Contexto histórico
La crisis financiera interactuó con problemas bancarios, monetarios y productivos y se extendió por la economía mundial.
Cronología
24 de octubre de 1929: Jueves Negro. 29 de octubre: Martes Negro. 1930–1932: profundización de la crisis bancaria y del desempleo. 1933: Roosevelt inicia el New Deal en Estados Unidos. Mediados de los años 1930: recuperación desigual entre países.
Causas
La crisis fue precedida por una expansión crediticia, especulación bursátil y desequilibrios en la economía estadounidense. El hundimiento de los precios de las acciones en octubre de 1929 desencadenó una crisis financiera que se agravó por quiebras bancarias, contracción del crédito y caída de la demanda.
Desarrollo
Tras el crac de octubre de 1929, la crisis se extendió desde Estados Unidos al sistema financiero y comercial internacional. La producción industrial y el comercio mundial se contrajeron, quebraron numerosos bancos y empresas y el desempleo alcanzó niveles extraordinarios. La recuperación fue desigual y estuvo acompañada por una creciente intervención estatal.
Sociedad
Millones de personas perdieron empleo, vivienda o ahorros.

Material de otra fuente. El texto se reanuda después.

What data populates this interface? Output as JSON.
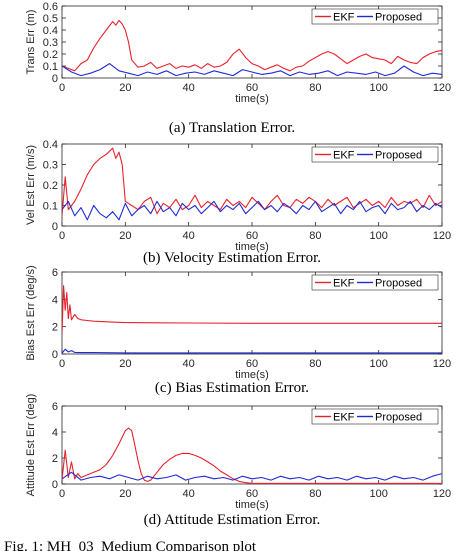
{
  "figure_caption_partial": "Fig. 1: MH_03_Medium Comparison plot",
  "colors": {
    "ekf": "#e8222b",
    "proposed": "#1f2bd8",
    "axis": "#262626"
  },
  "chart_data": [
    {
      "type": "line",
      "caption": "(a) Translation Error.",
      "xlabel": "time(s)",
      "ylabel": "Trans Err (m)",
      "xlim": [
        0,
        120
      ],
      "ylim": [
        0,
        0.6
      ],
      "xticks": [
        0,
        20,
        40,
        60,
        80,
        100,
        120
      ],
      "yticks": [
        "0",
        "0.1",
        "0.2",
        "0.3",
        "0.4",
        "0.5",
        "0.6"
      ],
      "legend_position": "top-right",
      "series": [
        {
          "name": "EKF",
          "color": "#e8222b",
          "x": [
            0,
            2,
            4,
            6,
            8,
            10,
            12,
            14,
            16,
            17,
            18,
            19,
            20,
            21,
            22,
            24,
            26,
            28,
            30,
            32,
            34,
            36,
            38,
            40,
            42,
            44,
            46,
            48,
            50,
            52,
            54,
            56,
            58,
            60,
            62,
            64,
            66,
            68,
            70,
            72,
            74,
            76,
            78,
            80,
            82,
            84,
            86,
            88,
            90,
            92,
            94,
            96,
            98,
            100,
            102,
            104,
            106,
            108,
            110,
            112,
            114,
            116,
            118,
            120
          ],
          "y": [
            0.1,
            0.08,
            0.06,
            0.12,
            0.15,
            0.25,
            0.33,
            0.4,
            0.47,
            0.44,
            0.48,
            0.45,
            0.4,
            0.3,
            0.15,
            0.09,
            0.1,
            0.13,
            0.08,
            0.1,
            0.12,
            0.08,
            0.1,
            0.09,
            0.11,
            0.08,
            0.12,
            0.09,
            0.1,
            0.13,
            0.2,
            0.24,
            0.17,
            0.12,
            0.1,
            0.07,
            0.09,
            0.11,
            0.08,
            0.06,
            0.09,
            0.1,
            0.14,
            0.17,
            0.2,
            0.22,
            0.2,
            0.16,
            0.12,
            0.15,
            0.18,
            0.2,
            0.17,
            0.16,
            0.15,
            0.12,
            0.18,
            0.15,
            0.13,
            0.12,
            0.17,
            0.2,
            0.22,
            0.23
          ]
        },
        {
          "name": "Proposed",
          "color": "#1f2bd8",
          "x": [
            0,
            3,
            6,
            9,
            12,
            15,
            18,
            21,
            24,
            27,
            30,
            33,
            36,
            39,
            42,
            45,
            48,
            51,
            54,
            57,
            60,
            63,
            66,
            69,
            72,
            75,
            78,
            81,
            84,
            87,
            90,
            93,
            96,
            99,
            102,
            105,
            108,
            111,
            114,
            117,
            120
          ],
          "y": [
            0.1,
            0.05,
            0.02,
            0.04,
            0.07,
            0.12,
            0.06,
            0.04,
            0.02,
            0.05,
            0.03,
            0.06,
            0.02,
            0.04,
            0.05,
            0.03,
            0.06,
            0.04,
            0.02,
            0.07,
            0.05,
            0.03,
            0.04,
            0.06,
            0.02,
            0.05,
            0.03,
            0.04,
            0.06,
            0.02,
            0.05,
            0.04,
            0.03,
            0.05,
            0.02,
            0.04,
            0.1,
            0.05,
            0.02,
            0.04,
            0.03
          ]
        }
      ]
    },
    {
      "type": "line",
      "caption": "(b) Velocity Estimation Error.",
      "xlabel": "time(s)",
      "ylabel": "Vel Est Err (m/s)",
      "xlim": [
        0,
        120
      ],
      "ylim": [
        0,
        0.4
      ],
      "xticks": [
        0,
        20,
        40,
        60,
        80,
        100,
        120
      ],
      "yticks": [
        "0",
        "0.1",
        "0.2",
        "0.3",
        "0.4"
      ],
      "legend_position": "top-right",
      "series": [
        {
          "name": "EKF",
          "color": "#e8222b",
          "x": [
            0,
            1,
            2,
            4,
            6,
            8,
            10,
            12,
            14,
            16,
            17,
            18,
            19,
            20,
            22,
            24,
            26,
            28,
            30,
            32,
            34,
            36,
            38,
            40,
            42,
            44,
            46,
            48,
            50,
            52,
            54,
            56,
            58,
            60,
            62,
            64,
            66,
            68,
            70,
            72,
            74,
            76,
            78,
            80,
            82,
            84,
            86,
            88,
            90,
            92,
            94,
            96,
            98,
            100,
            102,
            104,
            106,
            108,
            110,
            112,
            114,
            116,
            118,
            120
          ],
          "y": [
            0.05,
            0.24,
            0.08,
            0.12,
            0.18,
            0.25,
            0.3,
            0.33,
            0.35,
            0.38,
            0.33,
            0.36,
            0.3,
            0.12,
            0.1,
            0.08,
            0.12,
            0.14,
            0.06,
            0.11,
            0.09,
            0.13,
            0.08,
            0.1,
            0.15,
            0.09,
            0.12,
            0.1,
            0.08,
            0.13,
            0.1,
            0.12,
            0.09,
            0.14,
            0.11,
            0.08,
            0.12,
            0.15,
            0.1,
            0.09,
            0.13,
            0.11,
            0.14,
            0.12,
            0.09,
            0.13,
            0.1,
            0.12,
            0.14,
            0.09,
            0.11,
            0.13,
            0.1,
            0.12,
            0.09,
            0.14,
            0.1,
            0.12,
            0.11,
            0.13,
            0.09,
            0.15,
            0.1,
            0.12
          ]
        },
        {
          "name": "Proposed",
          "color": "#1f2bd8",
          "x": [
            0,
            2,
            4,
            6,
            8,
            10,
            12,
            14,
            16,
            18,
            20,
            22,
            24,
            26,
            28,
            30,
            32,
            34,
            36,
            38,
            40,
            42,
            44,
            46,
            48,
            50,
            52,
            54,
            56,
            58,
            60,
            62,
            64,
            66,
            68,
            70,
            72,
            74,
            76,
            78,
            80,
            82,
            84,
            86,
            88,
            90,
            92,
            94,
            96,
            98,
            100,
            102,
            104,
            106,
            108,
            110,
            112,
            114,
            116,
            118,
            120
          ],
          "y": [
            0.08,
            0.12,
            0.05,
            0.09,
            0.03,
            0.1,
            0.06,
            0.04,
            0.07,
            0.03,
            0.11,
            0.05,
            0.08,
            0.1,
            0.06,
            0.12,
            0.07,
            0.09,
            0.05,
            0.11,
            0.08,
            0.1,
            0.06,
            0.09,
            0.12,
            0.07,
            0.1,
            0.08,
            0.11,
            0.06,
            0.09,
            0.12,
            0.08,
            0.1,
            0.07,
            0.11,
            0.09,
            0.06,
            0.1,
            0.08,
            0.12,
            0.07,
            0.09,
            0.11,
            0.06,
            0.1,
            0.08,
            0.12,
            0.07,
            0.09,
            0.1,
            0.06,
            0.11,
            0.08,
            0.09,
            0.12,
            0.07,
            0.1,
            0.08,
            0.11,
            0.09
          ]
        }
      ]
    },
    {
      "type": "line",
      "caption": "(c) Bias Estimation Error.",
      "xlabel": "time(s)",
      "ylabel": "Bias Est Err (deg/s)",
      "xlim": [
        0,
        120
      ],
      "ylim": [
        0,
        6
      ],
      "xticks": [
        0,
        20,
        40,
        60,
        80,
        100,
        120
      ],
      "yticks": [
        "0",
        "2",
        "4",
        "6"
      ],
      "legend_position": "top-right",
      "series": [
        {
          "name": "EKF",
          "color": "#e8222b",
          "x": [
            0,
            0.5,
            1,
            1.5,
            2,
            2.5,
            3,
            4,
            5,
            6,
            8,
            10,
            15,
            20,
            30,
            40,
            60,
            80,
            100,
            120
          ],
          "y": [
            1.5,
            5.0,
            3.2,
            4.5,
            2.6,
            3.6,
            2.5,
            2.9,
            2.6,
            2.5,
            2.45,
            2.4,
            2.35,
            2.3,
            2.28,
            2.27,
            2.25,
            2.25,
            2.25,
            2.25
          ]
        },
        {
          "name": "Proposed",
          "color": "#1f2bd8",
          "x": [
            0,
            1,
            2,
            3,
            4,
            6,
            10,
            20,
            40,
            60,
            80,
            100,
            120
          ],
          "y": [
            0.05,
            0.35,
            0.15,
            0.25,
            0.12,
            0.1,
            0.1,
            0.08,
            0.08,
            0.08,
            0.08,
            0.08,
            0.08
          ]
        }
      ]
    },
    {
      "type": "line",
      "caption": "(d) Attitude Estimation Error.",
      "xlabel": "time(s)",
      "ylabel": "Attitude Est Err (deg)",
      "xlim": [
        0,
        120
      ],
      "ylim": [
        0,
        6
      ],
      "xticks": [
        0,
        20,
        40,
        60,
        80,
        100,
        120
      ],
      "yticks": [
        "0",
        "2",
        "4",
        "6"
      ],
      "legend_position": "top-right",
      "series": [
        {
          "name": "EKF",
          "color": "#e8222b",
          "x": [
            0,
            1,
            2,
            3,
            4,
            5,
            6,
            8,
            10,
            12,
            14,
            16,
            18,
            20,
            21,
            22,
            23,
            24,
            25,
            26,
            27,
            28,
            30,
            32,
            34,
            36,
            38,
            40,
            42,
            44,
            46,
            48,
            50,
            52,
            54,
            56,
            58,
            60,
            70,
            80,
            90,
            100,
            110,
            120
          ],
          "y": [
            0.3,
            2.6,
            0.5,
            1.7,
            0.4,
            0.8,
            0.5,
            0.7,
            0.9,
            1.1,
            1.5,
            2.2,
            3.1,
            4.1,
            4.3,
            4.1,
            3.0,
            1.8,
            0.8,
            0.3,
            0.2,
            0.3,
            0.9,
            1.5,
            1.9,
            2.2,
            2.35,
            2.35,
            2.2,
            2.0,
            1.7,
            1.4,
            1.0,
            0.7,
            0.4,
            0.2,
            0.1,
            0.05,
            0.05,
            0.05,
            0.05,
            0.05,
            0.05,
            0.05
          ]
        },
        {
          "name": "Proposed",
          "color": "#1f2bd8",
          "x": [
            0,
            3,
            6,
            9,
            12,
            15,
            18,
            21,
            24,
            27,
            30,
            33,
            36,
            39,
            42,
            45,
            48,
            51,
            54,
            57,
            60,
            63,
            66,
            69,
            72,
            75,
            78,
            81,
            84,
            87,
            90,
            93,
            96,
            99,
            102,
            105,
            108,
            111,
            114,
            117,
            120
          ],
          "y": [
            0.4,
            0.9,
            0.3,
            0.5,
            0.6,
            0.4,
            0.7,
            0.5,
            0.3,
            0.6,
            0.4,
            0.5,
            0.7,
            0.3,
            0.5,
            0.6,
            0.4,
            0.5,
            0.3,
            0.6,
            0.4,
            0.5,
            0.3,
            0.6,
            0.4,
            0.5,
            0.3,
            0.6,
            0.4,
            0.5,
            0.3,
            0.6,
            0.4,
            0.5,
            0.3,
            0.6,
            0.4,
            0.5,
            0.3,
            0.6,
            0.8
          ]
        }
      ]
    }
  ]
}
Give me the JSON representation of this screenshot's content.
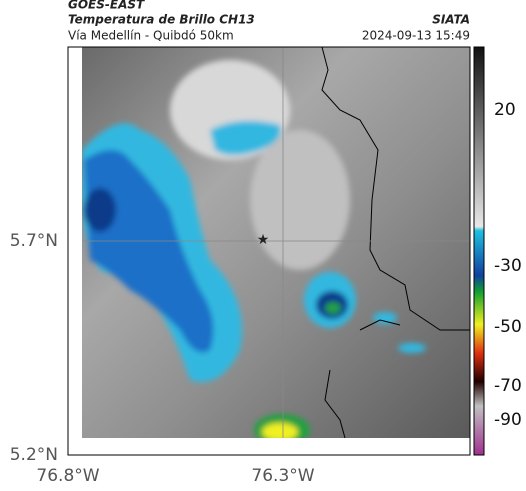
{
  "header": {
    "title": "GOES-EAST",
    "subtitle": "Temperatura de Brillo CH13",
    "route": "Vía Medellín - Quibdó 50km",
    "source": "SIATA",
    "timestamp": "2024-09-13 15:49"
  },
  "map": {
    "y_labels": [
      "5.7°N",
      "5.2°N"
    ],
    "x_labels": [
      "76.8°W",
      "76.3°W"
    ]
  },
  "colorbar": {
    "labels": [
      "20",
      "-30",
      "-50",
      "-70",
      "-90"
    ]
  }
}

La pobreza y la inseguridad social aumentaron y las migraciones internas se intensificaron. La crisis también erosionó la confianza en las instituciones liberales y favoreció el crecimiento de movimientos políticos radicales en varios países.
Política y poder
La crisis debilitó gobiernos parlamentarios y favoreció respuestas autoritarias en parte de Europa. En Estados Unidos, Franklin D. Roosevelt llegó a la presidencia en 1933 y aplicó el New Deal, que amplió de forma duradera la intervención federal en la economía.
Economía
La deflación, el hundimiento de la inversión y la contracción del crédito provocaron una fuerte caída de la actividad. El patrón oro y las políticas de austeridad contribuyeron inicialmente a transmitir y prolongar la crisis internacional. En Estados Unidos, el New Deal desde 1933 impulsó regulación financiera, obras públicas y protección social.
Consecuencias
La Gran Depresión transformó las relaciones entre Estado y economía, debilitó democracias y agravó las tensiones sociales. También contribuyó al contexto político en el que crecieron el nazismo y otros movimientos extremistas, aunque no explica por sí sola su llegada al poder.